Claire clutched onto a rail. Was he threatening to kill her?
He straightened. “I beg pardon, I did not mean to frighten you. It is mere truth. If a person faces death by a sword, he hopes to face a tidy killer. If death by an ax, he hopes the ax bites true. If death by sickness, he hopes it strikes swiftly.”
She stared, wondering if he had any human feelings at all. Then the horn blared for the meal and she seized the chance to escape. She turned too fast, however, and slipped in the mud. A strong hand caught her arm, steadying her. The next she knew, she was being carried in his arms.
“Put me down!” She felt helpless as a tiny child, and heaven knows she was not tiny. But her panic came from a startling jolt at being touched by him.
He stopped. “In the mud?”
“Yes!”
His face was so close she could see dark stubble, and that his lashes were long and thick.

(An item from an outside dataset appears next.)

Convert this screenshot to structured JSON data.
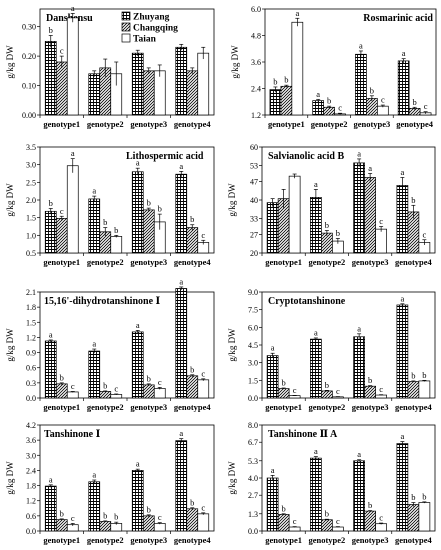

“Lady Claire,” he said, “no one of sense would choose to wade through this mire. If you could carry me. I’d gladly let you.”
A giggle tempted her and she hastily looked away, surprised and unbalanced to discover that he wasn’t many years older than herself, and that he could make a joke.
Perhaps it hadn’t been a joke.
Navigating the muddy logs wasn’t easy, even for him, but it was clear her weight was as nothing. She wasn’t used to feeling so helpless.
Felice.
Definitely.
It must be Felice.
All the same, she couldn’t deny the effect of his body against hers. She could feel that her cheeks were flushed, and could almost count her own rapid heartbeats. And it wasn’t fear. It was, she knew, a woman’s primitive reaction to a man.
She recognized danger.
Women did foolish things under that spell.
Once on solid ground, he eased her gracefully to her feet, but it seemed to involve a moment in his arms, a moment held close against his alarming body, looking into his rather handsome face. He touched the ends of her hair. “It seems a shame.”
She fought against weakness, against this perilous attraction, and used the crudest weapon. “My father’s death is a shame.”
“True.” But it was as if he wore armor against such things.
Fingers moved in her hair, setting up a tingle on her wanton scalp. She pushed back against his arm—slightly, but enough to tell her that her whole strength wouldn’t break her free. Against her will, she began to tremble.
Abruptly, he let her go. “Your father’s death was definitely a shame, Lady Claire. He was a good and gentle man.” With that, he went to his place at the head table.
She wished she could take some insignificant seat, far away from him, from his disturbing body, but she had to go to the head table and sit at his right hand.